Europe/Intl Equities Inflows and Rotation Amid Oil Inflation/Weak PMIs
Key Questions
What were the recent global equity inflows?
Global equity funds saw $15B inflows, including $3.25B to EU and $1.4B to EM, amid war de-escalation hopes and ECB/liquidity watches. This marks the second weekly inflow as reported by Reuters for March 26-April 1. Investors are fleeing US stocks for Europe for the first time in 5 years.
How have European stock indices performed?
STOXX and DAX remain resilient, with EAFE up 32% outperforming S&P on value, financials, defense, and energy sectors. International equities are back in focus with market leadership shifting from US. Eurozone/UK PMIs have tanked alongside sentix plunge.
Why are investors rotating into European and international equities?
Rotation is driven by value in financials, defense, and energy amid oil inflation and geo-risks, with EAFE +32% vs S&P. E*TRADE sector rotation study highlights this shift. Hopes for ECB liquidity and de-escalation support inflows.
What is happening with Eurozone inflation?
Eurozone inflation surged past ECB's 2% target due to oil and energy shocks from geopolitical tensions. Core trends remain limited, but overall infl>2% prompts ECB hike hints. This occurs amid weak PMIs and stagflation risks.
How weak are the recent Eurozone and UK PMIs?
Eurozone/UK PMIs have tanked, signaling economic slowdown despite resilient equities. Sentix indices plunged amid oil-driven inflation. Investors focus on ECB response and liquidity amid geo/oil pressures.
What are the ECB policy hints in response to inflation?
ECB hints at potential rate hikes as inflation exceeds 2% from energy shocks, while watching liquidity. Euro area inflation rose mainly due to energy linked to tensions. This contrasts with limited core inflation trends.
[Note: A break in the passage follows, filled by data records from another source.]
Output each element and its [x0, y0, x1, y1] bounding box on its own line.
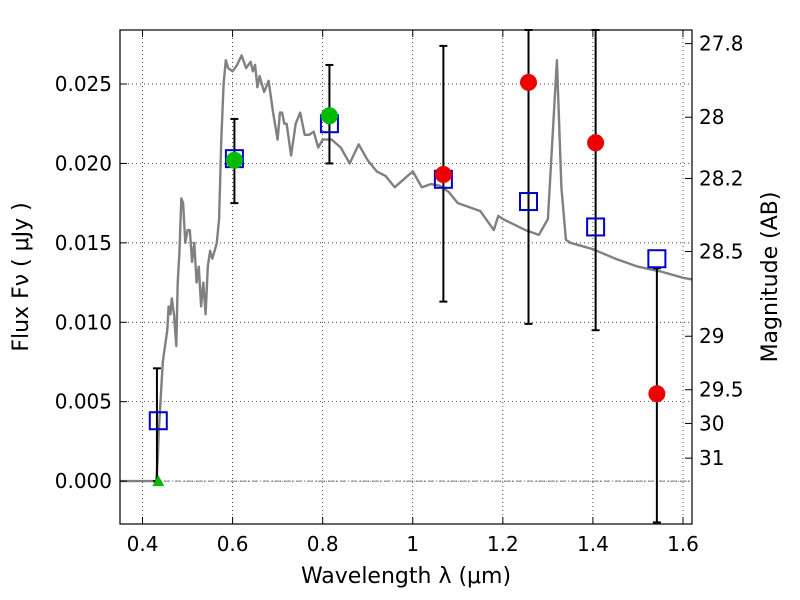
observed-flux-point: [320, 107, 338, 125]
x-tick-label: 1: [406, 532, 419, 556]
y2-tick-label: 28.5: [699, 240, 744, 264]
y2-tick-label: 31: [699, 446, 724, 470]
x-tick-label: 1.2: [487, 532, 519, 556]
observed-flux-point-red: [587, 134, 605, 152]
x-tick-label: 0.8: [307, 532, 339, 556]
model-photometry-square: [519, 192, 539, 212]
y2-tick-label: 30: [699, 411, 724, 435]
y-tick-label: 0.000: [55, 469, 112, 493]
x-tick-label: 1.6: [667, 532, 699, 556]
y-tick-label: 0.015: [55, 231, 112, 255]
y2-tick-label: 27.8: [699, 32, 744, 56]
y-axis-label: Flux Fν ( μJy ): [9, 202, 34, 351]
x-tick-label: 0.4: [127, 532, 159, 556]
x-axis-label: Wavelength λ (μm): [301, 564, 511, 589]
nondetection-marker: [152, 475, 165, 487]
model-sed-layer: [120, 54, 693, 483]
y2-tick-label: 28: [699, 105, 724, 129]
y-tick-label: 0.010: [55, 310, 112, 334]
observed-flux-point-red: [520, 73, 538, 91]
model-sed-line: [120, 54, 693, 483]
model-photometry-square: [586, 217, 606, 237]
plot-frame: [119, 29, 693, 525]
observed-flux-point-red: [648, 385, 666, 403]
y-tick-label: 0.020: [55, 151, 112, 175]
y2-tick-label: 29.5: [699, 378, 744, 402]
y2-tick-label: 28.2: [699, 166, 744, 190]
y2-tick-label: 29: [699, 324, 724, 348]
observed-flux-point-red: [434, 166, 452, 184]
model-photometry-square: [647, 249, 667, 269]
y2-axis-label: Magnitude (AB): [758, 192, 783, 363]
y-tick-label: 0.025: [55, 72, 112, 96]
y-tick-label: 0.005: [55, 390, 112, 414]
grid-lines: [120, 30, 692, 524]
axes-layer: 0.4 0.6 0.8 1 1.2 1.4 1.6 0.000 0.005 0.010 0.015 0…: [55, 30, 744, 556]
x-tick-label: 0.6: [217, 532, 249, 556]
model-photometry-square: [148, 411, 168, 431]
observed-flux-point: [225, 151, 243, 169]
x-tick-label: 1.4: [577, 532, 609, 556]
photometry-layer: [148, 29, 667, 524]
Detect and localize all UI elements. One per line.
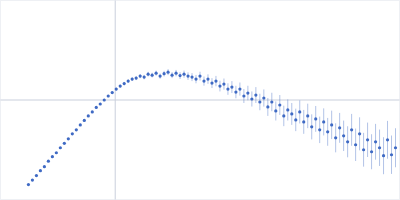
point	[27, 183, 30, 186]
point	[334, 136, 337, 139]
chart	[0, 0, 400, 200]
point	[55, 151, 58, 154]
point	[151, 74, 154, 77]
point	[178, 74, 181, 77]
point	[139, 75, 142, 78]
point	[218, 84, 221, 87]
point	[210, 81, 213, 84]
point	[159, 75, 162, 78]
point	[91, 110, 94, 113]
point	[318, 128, 321, 131]
point	[123, 82, 126, 85]
point	[206, 78, 209, 81]
point	[298, 110, 301, 113]
point	[326, 130, 329, 133]
point	[155, 72, 158, 75]
point	[111, 91, 114, 94]
point	[162, 72, 165, 75]
point	[87, 114, 90, 117]
point	[310, 125, 313, 128]
point	[194, 78, 197, 81]
point	[202, 79, 205, 82]
point	[107, 94, 110, 97]
point	[238, 87, 241, 90]
point	[67, 137, 70, 140]
point	[322, 120, 325, 123]
point	[182, 73, 185, 76]
point	[143, 76, 146, 79]
point	[170, 74, 173, 77]
point	[75, 128, 78, 131]
point	[254, 93, 257, 96]
point	[83, 119, 86, 122]
point	[306, 114, 309, 117]
point	[390, 153, 393, 156]
point	[242, 94, 245, 97]
point	[31, 178, 34, 181]
point	[278, 103, 281, 106]
point	[258, 100, 261, 103]
point	[95, 106, 98, 109]
point	[262, 96, 265, 99]
point	[270, 100, 273, 103]
point	[166, 71, 169, 74]
point	[250, 97, 253, 100]
point	[382, 154, 385, 157]
grid-line-y	[1, 100, 400, 101]
point	[198, 75, 201, 78]
point	[51, 155, 54, 158]
point	[131, 78, 134, 81]
point	[358, 132, 361, 135]
point	[226, 87, 229, 90]
point	[362, 148, 365, 151]
point	[79, 123, 82, 126]
point	[135, 77, 138, 80]
point	[115, 87, 118, 90]
point	[127, 79, 130, 82]
point	[386, 138, 389, 141]
point	[350, 128, 353, 131]
point	[214, 79, 217, 82]
point	[294, 118, 297, 121]
point	[190, 76, 193, 79]
point	[174, 72, 177, 75]
point	[147, 73, 150, 76]
point	[71, 132, 74, 135]
point	[394, 146, 397, 149]
point	[266, 105, 269, 108]
point	[346, 140, 349, 143]
point	[338, 126, 341, 129]
point	[330, 123, 333, 126]
point	[378, 146, 381, 149]
point	[282, 114, 285, 117]
plot-area	[27, 69, 397, 186]
point	[222, 82, 225, 85]
point	[354, 143, 357, 146]
point	[186, 75, 189, 78]
point	[119, 84, 122, 87]
point	[302, 120, 305, 123]
point	[35, 174, 38, 177]
point	[290, 112, 293, 115]
point	[234, 90, 237, 93]
point	[246, 91, 249, 94]
point	[47, 160, 50, 163]
point	[286, 108, 289, 111]
point	[99, 102, 102, 105]
point	[103, 98, 106, 101]
point	[43, 165, 46, 168]
point	[59, 146, 62, 149]
point	[230, 85, 233, 88]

How do European markets compare to US stocks?
Europe sees inflows (32.6%) vs US outflows (16.4%), first time in 5 years, with EAFE outperforming S&P. Global stocks had largest selling in a year per Goldman Sachs, shifting to intl equities. Sector rotation favors Europe on value/defense/energy.
What factors are driving stagflation concerns in Europe?
Stagflation risks stem from weak PMIs, plunging sentix, oil inflation>2%, and geo-tensions despite equity resilience. Global inflows reflect de-escal hopes but ECB hike hints add pressure. Capital flows livestream notes underpriced themes like VIX amid Iran/CPI.
$15B global inflows incl EU $3.25B/EM $1.4B on de-escal/ECB/liquidity watch; STOXX/DAX resilient/EAFE +32% >S&P on value/financials/defense/energy, but Eurozone/UK PMIs tank/sentix plunge, infl>2%/ECB hike hints amid geo/oil.